Les paroles d’Albert Camus au temps du coronavirus sont précieuses. Elles nous font sentir de près l’angoisse des familles séparées par la « Peste » d’Oran, dans son Algérie de l’immédiate après-guerre. Il s’agit, nous le savons, d’une métaphore jamais assez célébrée du nazisme, qui venait d’être battu, mais dont les germes durs à mourir continuerons à menacer l’humanité, dans l’attente du prochain faux pas.
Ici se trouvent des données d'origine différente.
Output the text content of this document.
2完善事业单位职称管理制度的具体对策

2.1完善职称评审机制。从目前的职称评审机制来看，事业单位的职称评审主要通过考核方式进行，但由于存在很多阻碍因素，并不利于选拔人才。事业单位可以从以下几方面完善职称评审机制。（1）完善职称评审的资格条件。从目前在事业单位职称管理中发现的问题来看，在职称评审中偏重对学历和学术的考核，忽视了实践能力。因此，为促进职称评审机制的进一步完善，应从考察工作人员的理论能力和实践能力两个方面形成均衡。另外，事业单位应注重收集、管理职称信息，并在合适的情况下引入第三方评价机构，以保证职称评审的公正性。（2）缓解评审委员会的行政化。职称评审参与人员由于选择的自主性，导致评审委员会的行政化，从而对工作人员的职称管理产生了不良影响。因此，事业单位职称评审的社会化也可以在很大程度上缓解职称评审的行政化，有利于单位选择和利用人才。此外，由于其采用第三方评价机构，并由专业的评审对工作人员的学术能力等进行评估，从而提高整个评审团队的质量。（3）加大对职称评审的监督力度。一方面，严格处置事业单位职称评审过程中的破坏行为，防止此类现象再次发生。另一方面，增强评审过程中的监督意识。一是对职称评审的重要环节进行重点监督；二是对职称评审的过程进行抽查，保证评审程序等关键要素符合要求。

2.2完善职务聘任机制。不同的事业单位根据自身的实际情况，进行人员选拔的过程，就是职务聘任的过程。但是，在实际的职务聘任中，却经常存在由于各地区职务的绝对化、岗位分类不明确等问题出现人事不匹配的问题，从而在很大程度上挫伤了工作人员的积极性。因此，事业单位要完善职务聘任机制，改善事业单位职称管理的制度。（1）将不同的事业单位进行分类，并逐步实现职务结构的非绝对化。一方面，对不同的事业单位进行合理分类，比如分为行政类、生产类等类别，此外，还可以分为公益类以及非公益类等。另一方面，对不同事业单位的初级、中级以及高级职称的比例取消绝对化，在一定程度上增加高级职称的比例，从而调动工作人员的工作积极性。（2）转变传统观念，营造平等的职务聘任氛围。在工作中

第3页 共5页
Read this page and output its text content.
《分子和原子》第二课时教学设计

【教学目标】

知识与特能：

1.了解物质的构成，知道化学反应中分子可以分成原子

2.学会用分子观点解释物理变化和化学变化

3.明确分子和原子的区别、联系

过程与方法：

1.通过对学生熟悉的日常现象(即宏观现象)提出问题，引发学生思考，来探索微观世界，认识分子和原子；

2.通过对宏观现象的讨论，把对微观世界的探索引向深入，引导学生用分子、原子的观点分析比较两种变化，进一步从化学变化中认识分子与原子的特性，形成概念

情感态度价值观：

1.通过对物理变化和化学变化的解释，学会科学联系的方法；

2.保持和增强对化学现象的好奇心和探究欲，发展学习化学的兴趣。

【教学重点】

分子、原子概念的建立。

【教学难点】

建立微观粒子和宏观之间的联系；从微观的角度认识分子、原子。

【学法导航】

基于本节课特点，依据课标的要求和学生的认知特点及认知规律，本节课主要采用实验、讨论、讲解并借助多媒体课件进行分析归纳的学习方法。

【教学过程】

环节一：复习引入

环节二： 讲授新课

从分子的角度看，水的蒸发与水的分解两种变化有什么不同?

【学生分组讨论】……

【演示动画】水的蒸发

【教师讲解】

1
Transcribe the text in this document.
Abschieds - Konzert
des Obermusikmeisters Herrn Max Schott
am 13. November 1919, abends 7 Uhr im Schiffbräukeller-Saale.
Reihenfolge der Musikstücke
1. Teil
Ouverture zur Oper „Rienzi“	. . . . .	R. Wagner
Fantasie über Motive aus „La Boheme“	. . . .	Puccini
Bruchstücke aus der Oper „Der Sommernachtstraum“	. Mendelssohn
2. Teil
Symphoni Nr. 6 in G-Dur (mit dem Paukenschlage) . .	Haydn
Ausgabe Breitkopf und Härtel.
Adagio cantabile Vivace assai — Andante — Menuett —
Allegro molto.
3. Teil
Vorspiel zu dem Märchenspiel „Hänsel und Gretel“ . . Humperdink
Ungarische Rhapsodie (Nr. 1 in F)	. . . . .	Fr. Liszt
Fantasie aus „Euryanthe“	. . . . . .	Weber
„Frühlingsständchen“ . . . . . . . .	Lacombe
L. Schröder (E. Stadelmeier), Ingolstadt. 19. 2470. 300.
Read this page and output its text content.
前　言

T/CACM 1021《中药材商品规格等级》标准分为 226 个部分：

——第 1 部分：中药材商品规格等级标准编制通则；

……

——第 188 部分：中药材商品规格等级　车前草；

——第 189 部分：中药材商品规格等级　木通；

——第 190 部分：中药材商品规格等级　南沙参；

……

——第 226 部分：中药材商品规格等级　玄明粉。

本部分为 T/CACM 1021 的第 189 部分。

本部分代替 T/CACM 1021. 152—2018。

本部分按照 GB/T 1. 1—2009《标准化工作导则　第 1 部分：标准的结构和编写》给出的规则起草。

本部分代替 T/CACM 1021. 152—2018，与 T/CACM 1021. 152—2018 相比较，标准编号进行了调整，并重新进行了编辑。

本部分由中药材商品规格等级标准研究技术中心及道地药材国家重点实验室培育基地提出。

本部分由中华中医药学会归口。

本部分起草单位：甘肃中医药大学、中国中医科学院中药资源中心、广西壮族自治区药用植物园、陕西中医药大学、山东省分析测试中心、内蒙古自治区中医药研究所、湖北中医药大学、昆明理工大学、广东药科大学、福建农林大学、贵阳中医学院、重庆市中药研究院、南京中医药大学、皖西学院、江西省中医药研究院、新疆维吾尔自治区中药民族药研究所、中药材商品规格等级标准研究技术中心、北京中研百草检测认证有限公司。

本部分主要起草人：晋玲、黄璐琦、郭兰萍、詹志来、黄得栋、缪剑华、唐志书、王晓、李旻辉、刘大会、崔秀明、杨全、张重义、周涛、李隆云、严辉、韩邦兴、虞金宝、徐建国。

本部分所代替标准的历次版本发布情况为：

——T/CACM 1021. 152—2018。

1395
La peste surgit comme une guerre ou un brutal changement de régime. Elle enferme le peuple, le confine. Une calamité, néanmoins, qui ne surgit pas de nulle part, elle couvre dans les interstices d’une société faible, accoutumée aux abus, intoxiquée. Elle est dans les maisons, dans les rues, sur les lieux de travail et dans les bureaux du pouvoir, l’usage trompeur des mots, dans l’absence de droits si chers à notre populisme national. Elle est dans les défauts de la démocratie, dont les vides sont remplis par ceux qui trouvent dans une conjoncture momentanée la légitimation du recours à la force par eux. Elle est dans les yeux fermés à la douleur de l’autre.
La peste a toujours été là, sur le seuil, mais nous ne la voyions pas. On s’obstinait à croire qu’elle ne fauchait que des victimes lointaines. Quelle importance ont un million de morts, quand on n’en a même pas vu un ? L’hégémonie culturelle de notre époque est celle de la simplification et de la banalisation de tout, et ceci contraste avec la complexité du monde où nous visons. On sépare les choses de leur contexte, et on trouve une solution supposée à ce bout de réalité, comme s’il n’était pas inséré dans toute le reste.
Pendant ce temps, le peuple déshérité étouffe. Au nom de l’ordre et du progrès, on brise les équilibres naturels. Les rats de Camus sortent des égouts d’Oran pour venir mourir au soleil ; chassées des grottes, les chauves-souris de Wuhan fuient en quête de lumière. Et les guerres continuent à se déchaîner, le sud de la planète à être dévasté, le suprématisme fasciste revient à la mode. Les virus naisses dans le coeur de l’indifférence. Et un jour, à l’improviste, nous nous retrouvons seuls.
On nous dit qu’il faut rester enfermés à la maison,qu’à partir de maintenant, il sera interdit de serrer la main. De la fenêtre, on ne voit pas personne, le bruit de la circulation nous manque, sous un ciel devenu trop bleu. Ce doit être un moment passager, nous nous berçons de l’illusion d’entendre encore la sonnette et d’embrasser à nouveau nos proches partis en voyage peu de temps avant. Mais le temps passe et la pandémie croît, la ségrégation se fait pesante, les prévisions donnent le frisson. On se prépare alors à l’issue, en souffrant de manques inattendus, en repoussant des sentiments inadéquats. C’est ainsi que les exilés se redécouvrent eux-mêmes, en regrettant les valeurs dont ils se sont brusquement séparés. Ce qui était évident et négligeable est, d’un jour à l’autre, une privation insupportable. Nous nous sentons sans défense, nous nous confions à l’Etat-patron qui donne chaque jour la becquée télévisée au peuple-enfant. Il nous disent que tout est fini, puis que ça recommence, que c’est la faute d’un baiser donné sans masque. Il faut rester en alerte, dénoncer les transgresseurs. On introduit la culture du soupçon, le salut est dans la délation. Il est dans la reprise de l’Economie. Courage, le virus sera dompté, le mal n’a pas d’avenir, nous continuerons à croître, le monde nous appartient, la foule se déverse dans la rue, la joie revient, nous irons tous à la plage réchauffer nos fesses pâles.
Le Dr Rieux de Camus reste à sa fenêtre. Il regarde et sourire. Il sait ce que la foule ignore et qu’on peut lire dans les livres d’histoire. Virus et bacilles sont comme le fascisme, ils ne meurent pas, ne disparaissent jamais, ils restent cachés, aux aguets jusqu’au jour où, par la faute des hommes ou des mauvais enseignements, rats et chauves-souris viennent répandre leur sang dans les régions occidentales. Et alors, il n’y aura plus de terre même pour l’exil.